Other Foods for Preventing Diabetes:

  • Chicken and Turkey: The breast meat in poultry is always lower in fat than the dark meat and depending on how it is prepared will provide low-calorie protein while keeping blood sugar levels as steady as possible throughout the day.
  • Fish: Eating fish regularly can reduce your risk of heart disease, which is the deadliest complication of diabetes. This fatty acid not only reduces the inflammation that is a major contributor to coronary disease but can also reduce insulin resistance and diabetes.
  • Quinoa: Having a large amount of nutrition, Quinoa helps maintain a healthy blood sugar.
  • Spices and Herbs: Researchers tested 24 common spices and herbs and discovered that the antioxidants they contain could prevent inflammation associated with diabetes. Cloves and cinnamon got the highest marks.

For Brain Health:

Not only is eating healthy good for your physical health but it is very good for your mental health as well. Our brain is the most complex organ we have and it is one of the most important. Research is increasingly showing that you can increase your chances of maintaining a healthy brain even into old age if you add these brain-enhancing foods to you dietary regimen.

  • Berries and Cherries: Especially the dark versions these are a rich source of anthocyanins, and other flavonoids that boost memory function. The super berry, blueberries, may be particularly healthy for your brain as they may reduce the effect of age-related conditions such as Alzheimer’s disease or dementia.
  • Pomegranate: Full of antioxidants - which function as a protector of brain cells and they protect you heart. Elderly who have good cardiovascular health tend to have slower memory loss.
  • Quinoa: The iron found in quinoa helps keep red blood cells healthy by carrying oxygen from one cell to another. This also increases brain function. 
  • Salmon: A serving of salmon contains almost 50% of the recommend dose of niacin and it has been found that niacin may protect against Alzheimer’s disease and other memory loss.
  • Bananas: Containing vitamins, minerals and amino acids bananas will enhance brain function. They also increase brain chemicals that counter depression.
  • Tomatoes: Lycopene, a powerful antioxidant found in tomatoes, helps protect against the damage to cells that has been linked with the development of dementia, particularly Alzheimer’s. 
  • Almonds: Like all nuts, almonds are a great source of the vitamin E, which has been shown to play a role in slowing cognitive decline with age.
  • Grapes: Resveratrol, found in grapes, has a brain-protecting ability. Other key antioxidant components of grapes have been linked to improved brain health.
  • Turmeric: With its anti-viral and anti-inflammatory agents, research has shown it to be helpful in preventing Alzheimer’s disease.
  • Cinnamon:  Including cinnamon in your diet significantly elevates the level of sodium benzoate in your brain which has important positive effects in boosting brain health.

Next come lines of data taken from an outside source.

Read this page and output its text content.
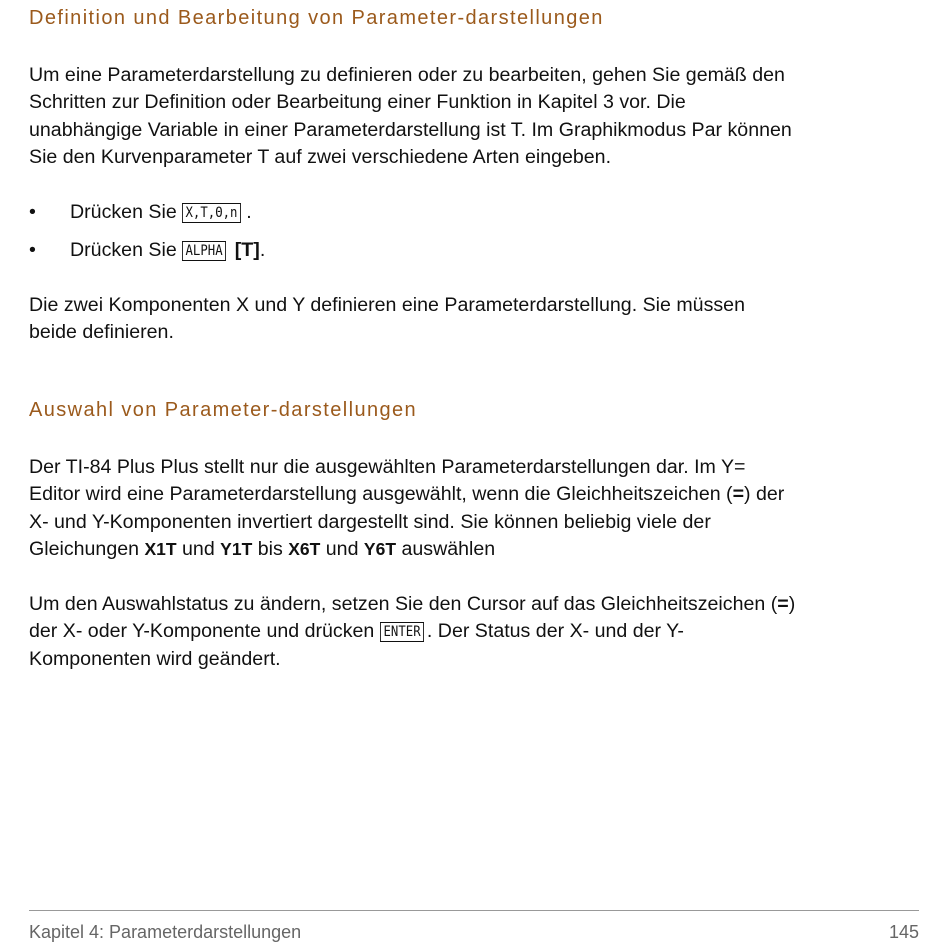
Definition und Bearbeitung von Parameter-darstellungen

Um eine Parameterdarstellung zu definieren oder zu bearbeiten, gehen Sie gemäß den
Schritten zur Definition oder Bearbeitung einer Funktion in Kapitel 3 vor. Die
unabhängige Variable in einer Parameterdarstellung ist T. Im Graphikmodus Par können
Sie den Kurvenparameter T auf zwei verschiedene Arten eingeben.

• Drücken Sie X,T,Θ,n .
• Drücken Sie ALPHA [T].

Die zwei Komponenten X und Y definieren eine Parameterdarstellung. Sie müssen
beide definieren.

Auswahl von Parameter-darstellungen

Der TI-84 Plus Plus stellt nur die ausgewählten Parameterdarstellungen dar. Im Y=
Editor wird eine Parameterdarstellung ausgewählt, wenn die Gleichheitszeichen (=) der
X- und Y-Komponenten invertiert dargestellt sind. Sie können beliebig viele der
Gleichungen X1T und Y1T bis X6T und Y6T auswählen

Um den Auswahlstatus zu ändern, setzen Sie den Cursor auf das Gleichheitszeichen (=)
der X- oder Y-Komponente und drücken ENTER . Der Status der X- und der Y-
Komponenten wird geändert.

Kapitel 4: Parameterdarstellungen	145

For tips on what a healthy eating plan should look like go to MyPlate where you will see a visual of what a healthy dinner plate would look like. It helps you to focus on the right variety of foods.  Healthy eating may be a lifestyle change for many but think of it as a new journey - one that will help you get and stay healthy.

To recap, why is a nutritious diet important? A poor diet is a major factor in contributing to causes of chronic disease and death in the United States.  Healthy eating prevents obesity which is the number one nutritional factor for disease. You have the power to help reduce your risk for some of these diseases by making positive food choices and lifestyle changes. You can also help prevent the onset of chronic disease by getting enough exercise, refraining from the use of tobacco and excessive use of alcohol.